Padmanabhan Balasundaram, Paehler Arno, Horikoshi Masami
Horikoshi Gene Selector Project, Exploratory Research for Advanced Technology (ERATO), Japan Science and Technology Corporation (JST), 5-9-6 Tokodai, Tsukuba, Ibaraki 300-2635, Japan.
Acta Crystallogr D Biol Crystallogr. 2002 Aug;58(Pt 8):1322-8. doi: 10.1107/s0907444902010156. Epub 2002 Jul 20.

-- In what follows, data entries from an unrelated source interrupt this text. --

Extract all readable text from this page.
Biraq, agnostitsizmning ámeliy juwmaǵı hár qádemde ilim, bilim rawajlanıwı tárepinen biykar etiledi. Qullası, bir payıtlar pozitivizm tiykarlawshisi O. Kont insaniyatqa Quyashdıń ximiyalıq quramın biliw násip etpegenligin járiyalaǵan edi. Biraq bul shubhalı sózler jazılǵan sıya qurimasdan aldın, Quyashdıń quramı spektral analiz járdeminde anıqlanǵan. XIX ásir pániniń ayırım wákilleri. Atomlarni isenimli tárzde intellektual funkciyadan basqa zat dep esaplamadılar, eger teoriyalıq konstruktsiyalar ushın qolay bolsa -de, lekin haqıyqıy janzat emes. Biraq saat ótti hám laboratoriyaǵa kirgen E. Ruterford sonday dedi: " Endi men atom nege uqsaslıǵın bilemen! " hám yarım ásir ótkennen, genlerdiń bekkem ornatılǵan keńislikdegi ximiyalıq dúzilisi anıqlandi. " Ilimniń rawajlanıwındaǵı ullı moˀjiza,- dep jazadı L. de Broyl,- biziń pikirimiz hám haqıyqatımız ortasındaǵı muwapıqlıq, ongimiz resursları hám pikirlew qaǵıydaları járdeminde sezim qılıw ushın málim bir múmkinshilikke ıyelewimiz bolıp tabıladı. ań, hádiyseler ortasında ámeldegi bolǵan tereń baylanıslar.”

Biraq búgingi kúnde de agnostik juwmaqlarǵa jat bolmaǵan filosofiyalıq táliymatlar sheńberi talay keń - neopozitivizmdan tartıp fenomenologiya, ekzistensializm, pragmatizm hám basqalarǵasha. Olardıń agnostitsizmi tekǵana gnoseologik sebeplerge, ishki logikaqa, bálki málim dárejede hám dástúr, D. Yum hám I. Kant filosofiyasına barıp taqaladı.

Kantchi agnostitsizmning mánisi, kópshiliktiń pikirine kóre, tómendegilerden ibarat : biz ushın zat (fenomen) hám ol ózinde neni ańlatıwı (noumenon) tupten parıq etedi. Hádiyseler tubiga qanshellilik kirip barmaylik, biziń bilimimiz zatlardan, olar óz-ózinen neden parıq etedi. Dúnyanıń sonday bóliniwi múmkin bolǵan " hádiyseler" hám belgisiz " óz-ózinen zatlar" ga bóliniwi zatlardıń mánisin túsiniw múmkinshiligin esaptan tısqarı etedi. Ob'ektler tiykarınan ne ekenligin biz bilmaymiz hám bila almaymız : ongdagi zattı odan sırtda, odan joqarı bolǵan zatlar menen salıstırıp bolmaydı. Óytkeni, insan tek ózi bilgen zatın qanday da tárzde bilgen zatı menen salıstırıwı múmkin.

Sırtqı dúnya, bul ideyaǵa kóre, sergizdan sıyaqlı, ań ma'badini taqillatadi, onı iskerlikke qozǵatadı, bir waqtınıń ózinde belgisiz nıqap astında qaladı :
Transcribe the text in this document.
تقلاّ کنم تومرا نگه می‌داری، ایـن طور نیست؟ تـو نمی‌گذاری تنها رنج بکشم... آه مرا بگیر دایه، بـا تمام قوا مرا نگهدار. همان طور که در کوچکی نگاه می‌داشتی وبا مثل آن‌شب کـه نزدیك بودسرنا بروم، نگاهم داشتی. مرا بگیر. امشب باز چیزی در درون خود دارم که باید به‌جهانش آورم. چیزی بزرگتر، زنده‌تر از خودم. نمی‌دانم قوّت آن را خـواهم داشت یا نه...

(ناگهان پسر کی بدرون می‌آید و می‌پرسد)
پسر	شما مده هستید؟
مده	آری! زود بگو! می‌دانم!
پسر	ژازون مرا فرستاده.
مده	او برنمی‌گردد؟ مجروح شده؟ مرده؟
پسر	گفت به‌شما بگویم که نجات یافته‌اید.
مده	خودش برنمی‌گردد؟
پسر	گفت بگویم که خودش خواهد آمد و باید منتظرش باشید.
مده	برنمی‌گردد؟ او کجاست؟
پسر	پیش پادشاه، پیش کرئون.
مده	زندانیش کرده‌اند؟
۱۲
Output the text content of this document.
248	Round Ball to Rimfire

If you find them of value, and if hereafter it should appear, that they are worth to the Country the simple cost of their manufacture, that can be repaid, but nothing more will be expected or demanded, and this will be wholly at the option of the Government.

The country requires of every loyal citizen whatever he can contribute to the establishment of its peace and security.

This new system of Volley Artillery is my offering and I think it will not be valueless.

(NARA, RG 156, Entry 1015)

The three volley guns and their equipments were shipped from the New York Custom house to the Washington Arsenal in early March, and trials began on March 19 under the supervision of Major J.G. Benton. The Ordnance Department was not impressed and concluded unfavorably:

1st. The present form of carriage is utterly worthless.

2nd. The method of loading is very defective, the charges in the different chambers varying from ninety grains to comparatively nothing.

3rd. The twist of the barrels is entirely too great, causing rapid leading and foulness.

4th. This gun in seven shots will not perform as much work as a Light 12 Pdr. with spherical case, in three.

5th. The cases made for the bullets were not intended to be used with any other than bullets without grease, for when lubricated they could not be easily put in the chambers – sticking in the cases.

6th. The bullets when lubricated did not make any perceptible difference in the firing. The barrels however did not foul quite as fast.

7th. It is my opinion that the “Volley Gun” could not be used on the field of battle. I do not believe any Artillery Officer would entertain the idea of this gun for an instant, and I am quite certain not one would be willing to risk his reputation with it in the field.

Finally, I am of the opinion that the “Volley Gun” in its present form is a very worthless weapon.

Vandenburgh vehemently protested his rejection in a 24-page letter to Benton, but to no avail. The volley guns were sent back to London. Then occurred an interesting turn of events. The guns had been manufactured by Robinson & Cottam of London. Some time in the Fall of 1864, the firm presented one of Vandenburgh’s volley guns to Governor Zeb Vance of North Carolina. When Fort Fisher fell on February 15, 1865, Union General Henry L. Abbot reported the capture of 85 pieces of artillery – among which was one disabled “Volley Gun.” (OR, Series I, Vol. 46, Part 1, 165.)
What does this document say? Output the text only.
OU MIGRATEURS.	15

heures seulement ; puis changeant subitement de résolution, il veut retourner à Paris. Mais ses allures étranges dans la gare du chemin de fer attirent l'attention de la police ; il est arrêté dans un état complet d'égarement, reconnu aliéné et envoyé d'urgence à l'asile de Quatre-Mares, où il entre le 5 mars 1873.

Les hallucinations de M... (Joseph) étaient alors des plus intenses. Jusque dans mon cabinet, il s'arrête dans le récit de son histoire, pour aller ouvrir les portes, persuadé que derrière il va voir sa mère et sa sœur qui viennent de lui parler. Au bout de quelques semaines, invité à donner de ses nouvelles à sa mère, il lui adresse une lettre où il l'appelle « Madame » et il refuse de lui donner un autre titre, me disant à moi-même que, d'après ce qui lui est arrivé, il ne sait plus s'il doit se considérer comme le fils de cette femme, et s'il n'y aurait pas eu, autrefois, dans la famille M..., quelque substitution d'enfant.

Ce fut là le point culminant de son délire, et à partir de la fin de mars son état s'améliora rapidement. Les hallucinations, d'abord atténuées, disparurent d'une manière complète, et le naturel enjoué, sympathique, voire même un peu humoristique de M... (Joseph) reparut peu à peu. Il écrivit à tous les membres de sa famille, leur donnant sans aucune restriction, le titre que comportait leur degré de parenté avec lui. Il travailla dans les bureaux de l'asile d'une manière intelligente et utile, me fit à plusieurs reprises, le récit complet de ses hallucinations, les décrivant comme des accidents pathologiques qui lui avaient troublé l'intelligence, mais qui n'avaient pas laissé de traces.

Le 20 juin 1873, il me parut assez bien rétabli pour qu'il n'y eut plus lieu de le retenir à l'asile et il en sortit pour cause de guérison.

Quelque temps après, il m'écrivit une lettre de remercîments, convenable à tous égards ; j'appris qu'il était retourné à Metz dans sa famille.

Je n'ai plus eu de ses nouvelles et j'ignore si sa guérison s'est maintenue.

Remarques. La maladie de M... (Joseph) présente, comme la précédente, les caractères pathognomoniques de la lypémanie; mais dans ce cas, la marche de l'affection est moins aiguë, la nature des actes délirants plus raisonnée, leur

The crystal structure of Actinobacillus creatine amidinohydrolase has been solved by molecular replacement. The amino-acid sequence has been derived from the crystal structure. Crystals belong to space group I222, with unit-cell parameters a = 111.26 (3), b = 113.62 (4), c = 191.65 (2) A, and contain two molecules in an asymmetric unit. The structure was refined to an R factor of 18.8% at 2.7 A resolution. The crystal structure contains a dimer of 402 residues and 118 water molecules. The protein structure is bilobal, consisting of a small N-terminal domain and a large C-terminal domain. The C-terminal domain has a pitta-bread fold, similar to that found in Pseudomonas putida creatinase, proline aminopeptidases and methionine aminopeptidase. Comparison with complex crystal structures of P. putida creatinase reveals that the enzyme activity of Actinobacillus creatinase might be similar to that of P. putida creatinase.
肌动杆菌肌酸脒基水解酶的晶体结构已通过分子置换法解析出来。氨基酸序列由晶体结构推导得出。晶体属于I222空间群,晶胞参数为a = 111.26 (3)、b = 113.62 (4)、c = 191.65 (2) Å,一个不对称单位中含有两个分子。该结构在2.7 Å分辨率下精修至R因子为18.8%。晶体结构包含一个由402个残基和118个水分子组成的二聚体。蛋白质结构呈双叶状,由一个小的N端结构域和一个大的C端结构域组成。C端结构域具有皮塔饼折叠结构,类似于恶臭假单胞菌肌酸酶、脯氨酸氨肽酶和甲硫氨酸氨肽酶中的结构。与恶臭假单胞菌肌酸酶的复合晶体结构比较表明,肌动杆菌肌酸酶的酶活性可能与恶臭假单胞菌肌酸酶的酶活性相似。